I feel that the last year was probably one of the best of Noah’s life. We had the sense that he was growing both emotionally and physically by the day and had achieved a certain momentum that was undoubtedly going to carry him into adulthood. One of his favorite activities in recent months was to see if he was taller than me and on Mother’s Day of this year I was forced to admit defeat.
His emotional maturity was also something that could not be missed. As he completed his junior year, he doggedly achieved goal after goal. He had a summer job, had taken the SATs, purchased his first car, as most importantly to him, he had been selected to be the center snare drummer for the next year’s marching band. Despite the mid-year move to a new school, Noah had made friendships and set goals that filled him with excitement for this summer and beyond.
As part of this increasing maturity, Noah also began to set the direction for his adult life. He knew what he wanted and developed a laser-like focus on achieving his goals. This focus was never more evident than in his love for drumming. Having played multiple instruments growing up it was obvious that his shift to the drums was different. As his father, I was a little more than relieved when he traded in his clarinet for a drum set and became more Tommy Lee than Kenny G.
He had found his passion and pursued it with a drive that surprised us. Teaching himself how to play over the summer before his sophomore year after a season of indoor percussion, Noah was fully invested in developing his talent. This focus spilled over into other aspects of his life and was an obvious sign that he had taken a significant step to adulthood.
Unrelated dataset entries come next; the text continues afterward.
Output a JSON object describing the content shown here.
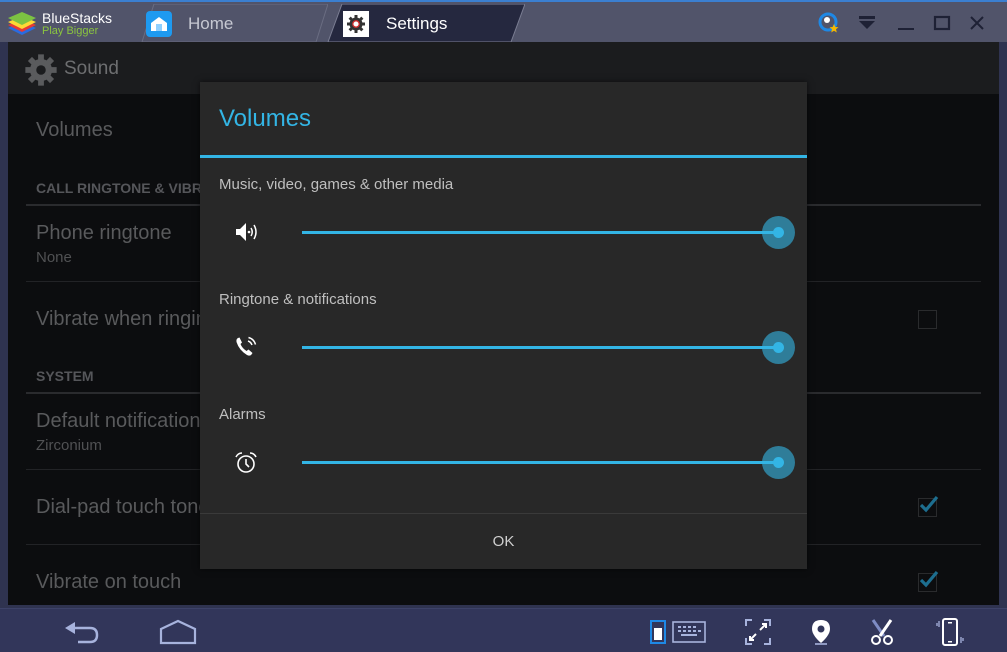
{
  "window": {
    "app_name": "BlueStacks",
    "app_tagline": "Play Bigger",
    "tabs": [
      {
        "label": "Home",
        "icon": "home-icon",
        "active": false
      },
      {
        "label": "Settings",
        "icon": "gear-icon",
        "active": true
      }
    ],
    "controls": [
      "account-icon",
      "menu-dropdown-icon",
      "minimize-icon",
      "maximize-icon",
      "close-icon"
    ]
  },
  "android": {
    "action_bar": {
      "title": "Sound",
      "icon": "gear-icon"
    },
    "preferences": {
      "volumes": {
        "title": "Volumes"
      },
      "category_call": "CALL RINGTONE & VIBRATE",
      "phone_ringtone": {
        "title": "Phone ringtone",
        "summary": "None"
      },
      "vibrate_when_ringing": {
        "title": "Vibrate when ringing",
        "checked": false
      },
      "category_system": "SYSTEM",
      "default_notification": {
        "title": "Default notification sound",
        "summary": "Zirconium"
      },
      "dialpad_touch_tones": {
        "title": "Dial-pad touch tones",
        "checked": true
      },
      "vibrate_on_touch": {
        "title": "Vibrate on touch",
        "checked": true
      }
    },
    "dialog": {
      "title": "Volumes",
      "sliders": [
        {
          "label": "Music, video, games & other media",
          "icon": "speaker-icon",
          "value": 1.0
        },
        {
          "label": "Ringtone & notifications",
          "icon": "phone-ring-icon",
          "value": 1.0
        },
        {
          "label": "Alarms",
          "icon": "alarm-clock-icon",
          "value": 1.0
        }
      ],
      "ok_label": "OK"
    }
  },
  "bottom_bar": {
    "left": [
      "back-icon",
      "home-icon"
    ],
    "right": [
      "portrait-mode-icon",
      "keyboard-icon",
      "fullscreen-icon",
      "location-icon",
      "scissors-icon",
      "shake-icon"
    ]
  },
  "colors": {
    "accent": "#33b5e5",
    "titlebar": "#51546a",
    "bottombar": "#32365a",
    "logo_tagline": "#8bc53f"
  }
}
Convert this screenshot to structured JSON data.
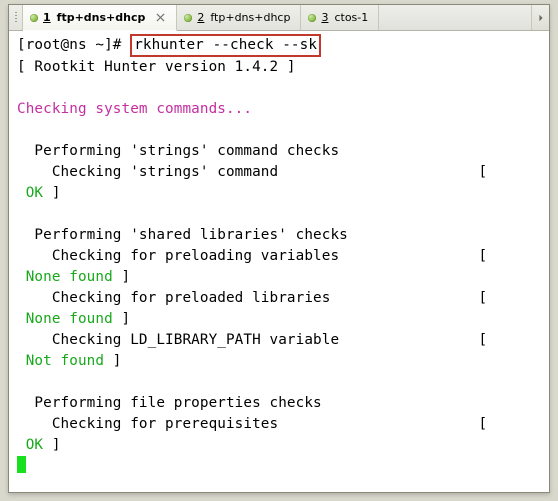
{
  "tabs": [
    {
      "num": "1",
      "label": "ftp+dns+dhcp",
      "active": true,
      "closable": true
    },
    {
      "num": "2",
      "label": "ftp+dns+dhcp",
      "active": false,
      "closable": false
    },
    {
      "num": "3",
      "label": "ctos-1",
      "active": false,
      "closable": false
    }
  ],
  "prompt": {
    "text": "[root@ns ~]# ",
    "cmd": "rkhunter --check --sk"
  },
  "lines": {
    "version": "[ Rootkit Hunter version 1.4.2 ]",
    "section": "Checking system commands...",
    "perf1": "  Performing 'strings' command checks",
    "chk1": "    Checking 'strings' command                       [",
    "ok1": " OK",
    "close": " ]",
    "perf2": "  Performing 'shared libraries' checks",
    "chk2a": "    Checking for preloading variables                [",
    "nf": " None found",
    "chk2b": "    Checking for preloaded libraries                 [",
    "chk2c": "    Checking LD_LIBRARY_PATH variable                [",
    "notf": " Not found",
    "perf3": "  Performing file properties checks",
    "chk3": "    Checking for prerequisites                       [",
    "ok2": " OK"
  }
}
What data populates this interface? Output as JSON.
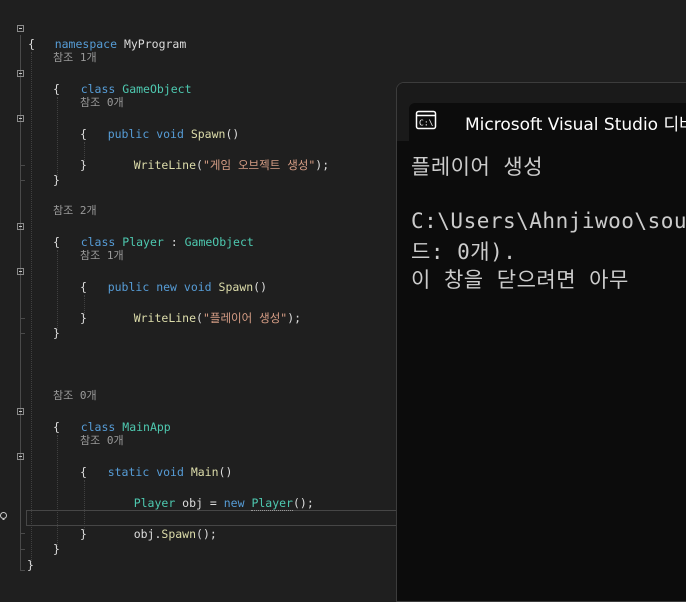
{
  "editor": {
    "lines": {
      "l1": {
        "kw": "namespace",
        "name": "MyProgram"
      },
      "l2": "{",
      "l3_hint": "참조 1개",
      "l4": {
        "kw": "class",
        "name": "GameObject"
      },
      "l5": "{",
      "l6_hint": "참조 0개",
      "l7": {
        "kw1": "public",
        "kw2": "void",
        "method": "Spawn",
        "rest": "()"
      },
      "l8": "{",
      "l9": {
        "method": "WriteLine",
        "open": "(",
        "str": "\"게임 오브젝트 생성\"",
        "close": ");"
      },
      "l10": "}",
      "l11": "}",
      "l12_hint": "참조 2개",
      "l13": {
        "kw": "class",
        "name": "Player",
        "sep": " : ",
        "base": "GameObject"
      },
      "l14": "{",
      "l15_hint": "참조 1개",
      "l16": {
        "kw1": "public",
        "kw2": "new",
        "kw3": "void",
        "method": "Spawn",
        "rest": "()"
      },
      "l17": "{",
      "l18": {
        "method": "WriteLine",
        "open": "(",
        "str": "\"플레이어 생성\"",
        "close": ");"
      },
      "l19": "}",
      "l20": "}",
      "l21_hint": "참조 0개",
      "l22": {
        "kw": "class",
        "name": "MainApp"
      },
      "l23": "{",
      "l24_hint": "참조 0개",
      "l25": {
        "kw1": "static",
        "kw2": "void",
        "method": "Main",
        "rest": "()"
      },
      "l26": "{",
      "l27": {
        "type": "Player",
        "var": " obj = ",
        "kw": "new",
        "ctor": "Player",
        "rest": "();"
      },
      "l28": {
        "obj": "obj.",
        "method": "Spawn",
        "rest": "();"
      },
      "l29": "}",
      "l30": "}",
      "l31": "}"
    }
  },
  "console": {
    "title": "Microsoft Visual Studio 디버",
    "output": [
      "플레이어 생성",
      "",
      "C:\\Users\\Ahnjiwoo\\sou",
      "드: 0개).",
      "이 창을 닫으려면 아무"
    ]
  },
  "colors": {
    "background": "#1f1f1f",
    "keyword": "#569cd6",
    "type": "#4ec9b0",
    "method": "#dcdcaa",
    "string": "#d69d85",
    "console_bg": "#0c0c0c"
  }
}
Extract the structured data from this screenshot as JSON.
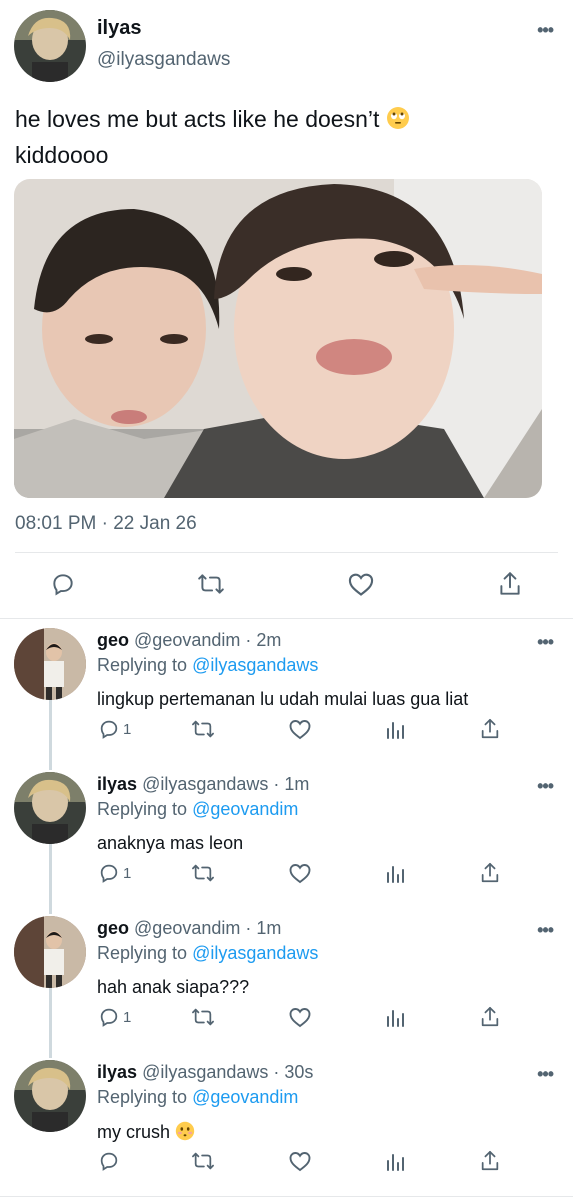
{
  "main_tweet": {
    "display_name": "ilyas",
    "handle": "@ilyasgandaws",
    "text": "he loves me but acts like he doesn’t",
    "text_line2": "kiddoooo",
    "emoji": "eye-roll-emoji",
    "timestamp": "08:01 PM · 22 Jan 26",
    "more_label": "•••",
    "actions": [
      "reply-icon",
      "retweet-icon",
      "like-icon",
      "share-icon"
    ]
  },
  "replies": [
    {
      "display_name": "geo",
      "handle": "@geovandim",
      "sep": " · ",
      "time": "2m",
      "replying_prefix": "Replying to ",
      "replying_to": "@ilyasgandaws",
      "text": "lingkup pertemanan lu udah mulai luas gua liat",
      "reply_count": "1"
    },
    {
      "display_name": "ilyas",
      "handle": "@ilyasgandaws",
      "sep": " · ",
      "time": "1m",
      "replying_prefix": "Replying to ",
      "replying_to": "@geovandim",
      "text": "anaknya mas leon",
      "reply_count": "1"
    },
    {
      "display_name": "geo",
      "handle": "@geovandim",
      "sep": " · ",
      "time": "1m",
      "replying_prefix": "Replying to ",
      "replying_to": "@ilyasgandaws",
      "text": "hah anak siapa???",
      "reply_count": "1"
    },
    {
      "display_name": "ilyas",
      "handle": "@ilyasgandaws",
      "sep": " · ",
      "time": "30s",
      "replying_prefix": "Replying to ",
      "replying_to": "@geovandim",
      "text": "my crush",
      "emoji": "shy-face-emoji",
      "reply_count": ""
    }
  ],
  "colors": {
    "link": "#1d9bf0",
    "secondary": "#536471",
    "divider": "#e6e8ea",
    "thread_line": "#cfd9de"
  }
}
One of the ultimate tragedies of his death is that we will never know what type of man, husband, and father Noah would have become. Yet I believe that had he followed the trajectory he had set for himself he was destined to be significant and was going to be amazing.
We may never understand why Noah was taken from us. His death has fundamentally altered the course of the lives of those that loved him. Yet I am comforted in the belief that Noah was at his best. He was happy, he was strong, and he was confident. He died knowing he was loved, that we were proud of him, and that he was a cherished part of our lives. His impact on each of us was not just measured in significant events but also by the small daily interactions and the consistency of his presence and affection. As we grieve for his loss and the things he will not have the opportunity to experience, we also celebrate the precious time we had with him and be thankful for every second he was with us.
The name Noah, taken from the Old Testament, means “comfort.”
In this time of grief, we take comfort in knowing that Noah is with us in spirit.
We take comfort in the confidence that he will always be with us.
We take comfort in our faith in the Lord, and we take comfort in our belief that Noah is by his side.
May we all take comfort in the wonderful life of Noah. May he and God be with you on this day and forever.”